The argument: California’s Proposition 12 establishes “arbitrary” production standards. Pork from hogs not meeting the standards does not pass go and is banned from being sold in California. NPPC President Jen Sorensen says the groups are asking the Supreme Court to consider the constitutionality of California establishing regulations that affect operations outside the state.
A little background: In a few short months, on Jan. 1, 2022, Proposition 12 will require all pork sold in the state—no matter where it was raised—to comply with California’s specific housing standards. Unfortunately, almost none of the pork produced in the U.S. meets those standards. And the cost of converting to alternative sow housing systems is estimated in the billions of dollars.
If Proposition 12 stands, NPPC and AFB say it will be out of the frying pan and into the fire for pork producers across the country and California households wanting to bring home the bacon—literally.
U.S. farmers are going (toma)toe to (toma)toe with imports from Mexico, and it’s not looking great.
The facts: Imports of tomatoes from Mexico are expected to double in the coming years, based on historical trends. If this happens, a new University of Florida study says American tomato growers could lose $252M annually — a 27% loss in current revenue.
Mexico dominates the U.S. tomato market, with three times more market share than the domestic industry. The Fresh Produce Association of the Americas pushed back on the study, saying the conclusions are “misleading and unrealistic.”
In the last two decades, domestic tomato growers’ market share has been escaping—much like how slippery, delicious tomato guts slide off the cutting board. Every. single. time.

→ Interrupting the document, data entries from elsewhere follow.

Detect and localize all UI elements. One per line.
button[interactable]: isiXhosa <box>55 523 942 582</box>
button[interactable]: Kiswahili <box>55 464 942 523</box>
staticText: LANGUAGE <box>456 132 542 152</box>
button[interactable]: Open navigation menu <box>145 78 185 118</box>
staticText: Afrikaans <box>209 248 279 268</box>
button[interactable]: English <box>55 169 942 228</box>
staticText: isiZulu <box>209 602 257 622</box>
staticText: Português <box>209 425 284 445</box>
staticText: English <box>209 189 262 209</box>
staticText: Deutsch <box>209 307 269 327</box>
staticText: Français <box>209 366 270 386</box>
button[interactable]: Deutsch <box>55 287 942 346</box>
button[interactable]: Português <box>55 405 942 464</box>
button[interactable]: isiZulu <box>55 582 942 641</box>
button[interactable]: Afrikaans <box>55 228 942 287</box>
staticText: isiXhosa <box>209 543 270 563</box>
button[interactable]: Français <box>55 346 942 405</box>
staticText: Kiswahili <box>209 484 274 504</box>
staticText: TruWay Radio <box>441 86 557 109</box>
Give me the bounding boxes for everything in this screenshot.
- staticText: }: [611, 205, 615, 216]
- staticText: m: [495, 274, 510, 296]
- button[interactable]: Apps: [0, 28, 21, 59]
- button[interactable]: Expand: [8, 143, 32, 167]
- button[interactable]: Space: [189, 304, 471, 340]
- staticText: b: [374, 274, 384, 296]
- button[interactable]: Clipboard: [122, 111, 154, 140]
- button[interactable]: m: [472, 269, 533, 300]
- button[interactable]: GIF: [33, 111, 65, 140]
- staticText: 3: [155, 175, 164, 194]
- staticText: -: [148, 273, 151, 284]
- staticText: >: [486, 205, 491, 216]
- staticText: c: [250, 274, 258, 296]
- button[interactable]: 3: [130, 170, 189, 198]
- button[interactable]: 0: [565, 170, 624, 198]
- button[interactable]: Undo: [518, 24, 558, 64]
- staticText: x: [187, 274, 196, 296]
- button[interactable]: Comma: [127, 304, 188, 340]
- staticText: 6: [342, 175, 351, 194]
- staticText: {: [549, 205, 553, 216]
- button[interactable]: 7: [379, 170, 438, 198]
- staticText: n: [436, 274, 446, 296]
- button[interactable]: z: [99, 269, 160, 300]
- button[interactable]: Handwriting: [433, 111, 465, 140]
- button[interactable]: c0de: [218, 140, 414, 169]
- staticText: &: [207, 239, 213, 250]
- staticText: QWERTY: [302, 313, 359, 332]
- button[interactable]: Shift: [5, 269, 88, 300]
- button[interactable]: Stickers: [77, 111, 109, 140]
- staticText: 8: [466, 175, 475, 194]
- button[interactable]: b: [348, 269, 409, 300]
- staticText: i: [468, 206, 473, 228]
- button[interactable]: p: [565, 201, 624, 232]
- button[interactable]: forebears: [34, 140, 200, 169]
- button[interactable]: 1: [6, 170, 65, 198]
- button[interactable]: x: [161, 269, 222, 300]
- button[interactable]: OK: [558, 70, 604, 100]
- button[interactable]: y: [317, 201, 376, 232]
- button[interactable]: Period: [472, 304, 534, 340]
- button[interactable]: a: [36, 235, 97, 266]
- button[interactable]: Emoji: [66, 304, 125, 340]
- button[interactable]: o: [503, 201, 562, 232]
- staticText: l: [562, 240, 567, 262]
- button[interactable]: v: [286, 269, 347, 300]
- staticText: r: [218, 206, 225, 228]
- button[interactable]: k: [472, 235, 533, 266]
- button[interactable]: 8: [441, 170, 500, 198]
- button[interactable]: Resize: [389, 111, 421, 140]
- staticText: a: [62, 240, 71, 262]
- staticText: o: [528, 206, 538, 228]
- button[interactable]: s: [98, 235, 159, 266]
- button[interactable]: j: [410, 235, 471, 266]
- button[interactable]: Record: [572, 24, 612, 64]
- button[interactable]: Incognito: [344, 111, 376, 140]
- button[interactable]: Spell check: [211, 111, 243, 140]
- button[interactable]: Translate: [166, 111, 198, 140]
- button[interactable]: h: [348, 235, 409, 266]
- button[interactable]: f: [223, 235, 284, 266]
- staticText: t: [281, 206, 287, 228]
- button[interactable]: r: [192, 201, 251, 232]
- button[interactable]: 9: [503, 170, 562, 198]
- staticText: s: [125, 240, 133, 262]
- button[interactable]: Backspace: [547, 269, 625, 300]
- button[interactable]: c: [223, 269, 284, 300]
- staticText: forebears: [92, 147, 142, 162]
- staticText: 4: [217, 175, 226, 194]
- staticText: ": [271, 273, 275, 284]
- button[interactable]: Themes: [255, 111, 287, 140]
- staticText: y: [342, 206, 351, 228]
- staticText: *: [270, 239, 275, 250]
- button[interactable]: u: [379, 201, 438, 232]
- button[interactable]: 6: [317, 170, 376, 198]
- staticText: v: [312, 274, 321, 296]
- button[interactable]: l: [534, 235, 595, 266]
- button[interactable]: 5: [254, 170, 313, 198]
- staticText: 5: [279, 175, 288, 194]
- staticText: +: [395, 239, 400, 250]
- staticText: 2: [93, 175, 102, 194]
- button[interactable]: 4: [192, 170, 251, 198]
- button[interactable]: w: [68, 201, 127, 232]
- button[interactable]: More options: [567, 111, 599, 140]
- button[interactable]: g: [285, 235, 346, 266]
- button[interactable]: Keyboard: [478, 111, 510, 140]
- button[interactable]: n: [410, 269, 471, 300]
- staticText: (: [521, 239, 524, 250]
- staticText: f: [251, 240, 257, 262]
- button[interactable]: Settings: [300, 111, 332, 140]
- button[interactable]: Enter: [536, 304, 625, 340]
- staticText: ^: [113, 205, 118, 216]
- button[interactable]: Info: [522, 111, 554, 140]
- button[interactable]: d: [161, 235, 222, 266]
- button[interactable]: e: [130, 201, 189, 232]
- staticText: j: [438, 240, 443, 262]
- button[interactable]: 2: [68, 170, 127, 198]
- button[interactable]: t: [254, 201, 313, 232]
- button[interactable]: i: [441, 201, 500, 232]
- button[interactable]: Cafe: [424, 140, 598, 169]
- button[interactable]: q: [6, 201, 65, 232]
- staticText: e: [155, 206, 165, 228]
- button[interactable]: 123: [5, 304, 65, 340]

Zoom out: U.S. farmers grew 1.3B pounds of fresh tomatoes last year, which is less than a third of the harvest from 2000, thanks to competition from Mexico and other complications like rising wage rates.
Florida will be hit especially hard because it shares the same harvest season with Mexico.
Soundbite: “But all may not be lost, if the U.S. fruit and vegetable industry could revolutionize the production technology. Mechanization or automation will be a game-changer and is the future for this labor-intensive industry,” said Zhengfei Guan, a UF/IFAS Associate Professor and leader of the study.